Environmental and Social Do Not Harm Safeguards
Definition: Standard carbon credits methodology must put safeguards in place to prevent unintended environmental and social impacts, especially in development countries.
Riverse relevant criteria:
The project are required to prove that they do not cause significant environmental or social harm. This includes comprehensive risk assessments and stakeholder consultations to ensure that the project's impacts are net positive.
Leakage
Definition: Leakage is defined as the net change of anthropogenic emissions by sources of greenhouse gases (GHG) which occurs outside the project
Riverse relevant criteria:
Riverse ensure that projects address and mitigate any indirect transfer of emissions—known as leakage—that could occur outside the project's direct scope. This includes emissions that might be displaced geographically or to other stages in the product lifecycle.

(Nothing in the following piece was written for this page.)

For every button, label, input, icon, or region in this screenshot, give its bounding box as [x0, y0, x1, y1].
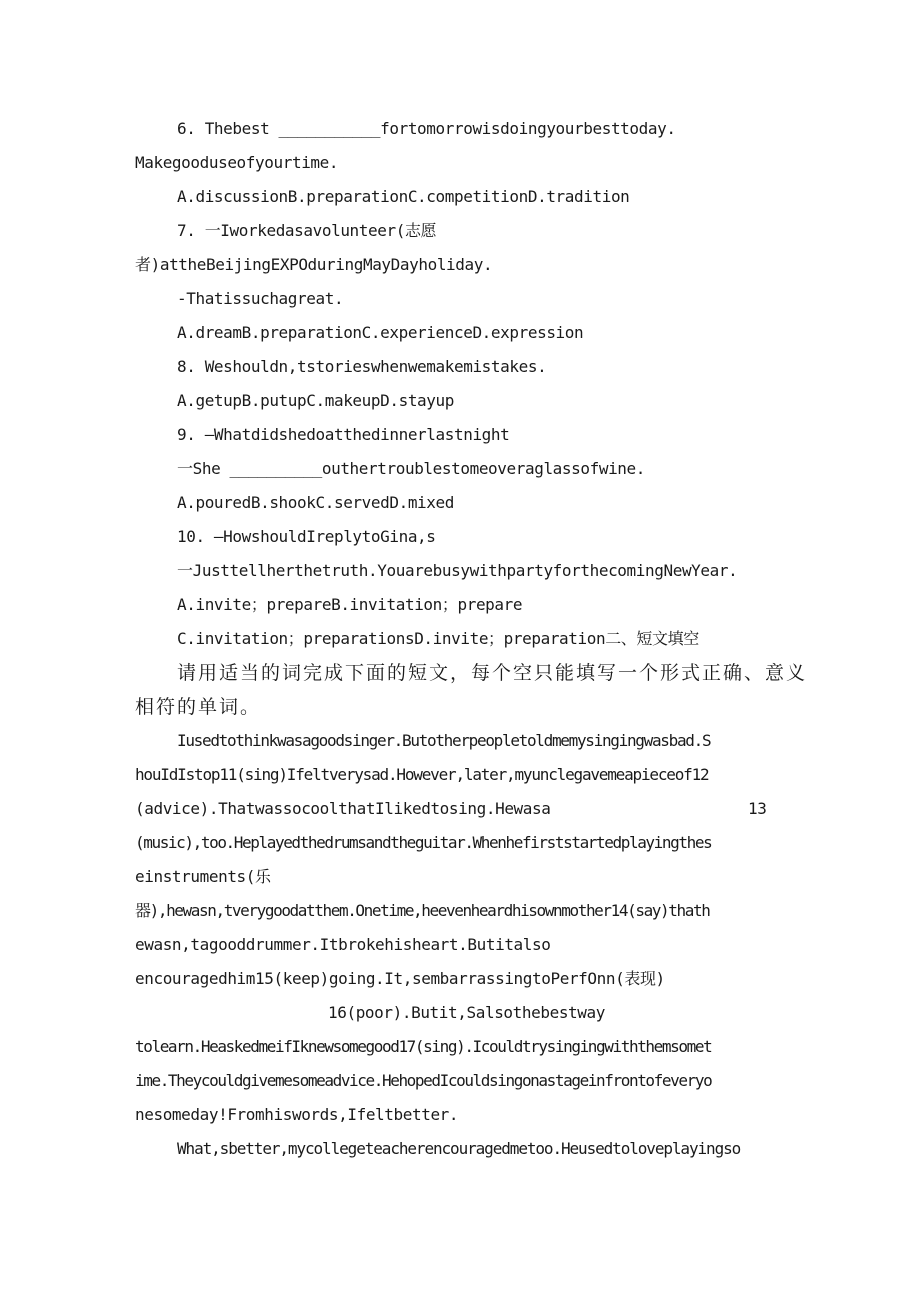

TRL (Technology Readiness Level): A Crucial Evaluation Metric for mature carbon credits projects
Definition: Technology Readiness Level is a measure used to assess the maturity of a technology. The scale typically ranges from 1 (basic principles observed) to 9 (actual system proven in operational environment). This metric helps gauge how tested, reliable, and ready for deployment a technology is in a real-world setting.
Riverse relevant criteria:
The technology used in projects must be mature enough to ensure reliability and effectiveness. Riverse requires a minimum TRL of 6, indicating that the technology has been demonstrated in a relevant environment.
Targets Alignment: Aligning Targets Within Carbon Credit Standards
Definition: Projects should align with and contribute to established emissions reduction targets, whether sector-specific, regional, or global. This ensures that projects are not only effective on a local scale but also contribute meaningfully to broader climate goals and policy objectives.
Riverse relevant criteria:
Projects must align with sector-specific emission reduction targets, ensuring that they contribute to broader climate goals. The reductions achieved must be substantial and exceed baseline regulatory requirements or industry standards.
Minimum Impact Criteria in Carbon Credit Standards
Definition: Projects must achieve a minimum threshold of impact, quantifying the effectiveness of their contributions to greenhouse gas reductions. This criterion ensures that resources are used efficiently and that the projects provide a significant benefit relative to their scale and scope.
Riverse relevant criteria:
Projects must achieve a minimum threshold of impact, quantified as a specific amount of carbon dioxide equivalent reductions. This ensures that the project's scale and impact are significant enough to justify the administrative and verification efforts involved in issuing carbon credits.